If someone asks you, What’s that noise? (C’est quoi, ce bruit? say KWAH, suh BRWEE?), your answer in French is likely to be Il y a de l’orage: eel yah duh lo-RAHZH, There’s a storm, rather than C’est du tonnerre.
The expression has so competely lost its literal sense that Émile Zola, the great 19th-century French naturalist novelist, once wrote this line: Il faisait très beau, un soleil du tonnerre (eel fuh-zay tray bo, uh so-LAY-yuh dew tun-NAIR). It was a beautiful day, brilliantly sunny. The line is more than a little reminiscent of Kipling’s far more famous refrain from his poem “The Road to Mandalay”: An’ the dawn comes up like thunder outer China / ‘crost the Bay! No thunder in either scene, but what evocative language!

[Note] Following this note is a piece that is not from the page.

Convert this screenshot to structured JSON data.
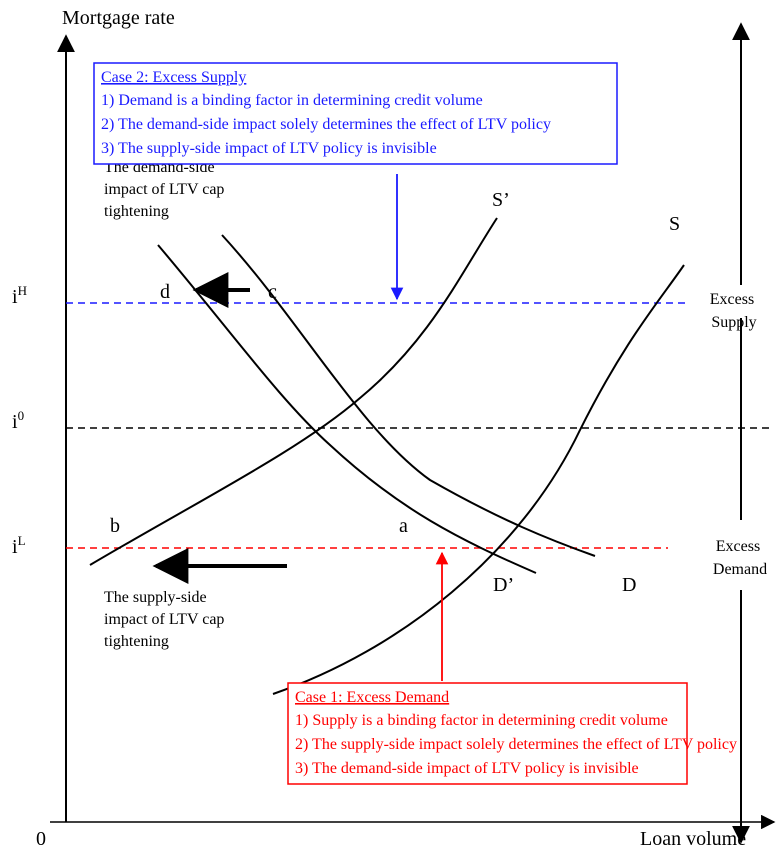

You can even use this expression as an adverb: Ma nouvelle voiture marche du tonnerre (mah noo-vell vwah-TEWR maarsh dew tun-NAIR, My new car runs like nobody’s business).
And yet le tonnerre does mean thunder–the sound of the electrical discharge that also causes a flash of lightning: un éclair (uh nay-CLAIR, not to be confused with a lovely pastry filled with cream…). The whole thunder-and-lightning package is called la foudre (lah FOO-druh) in French.
Which brings us to one more thought…No, wait, let’s save that one for tomorrow!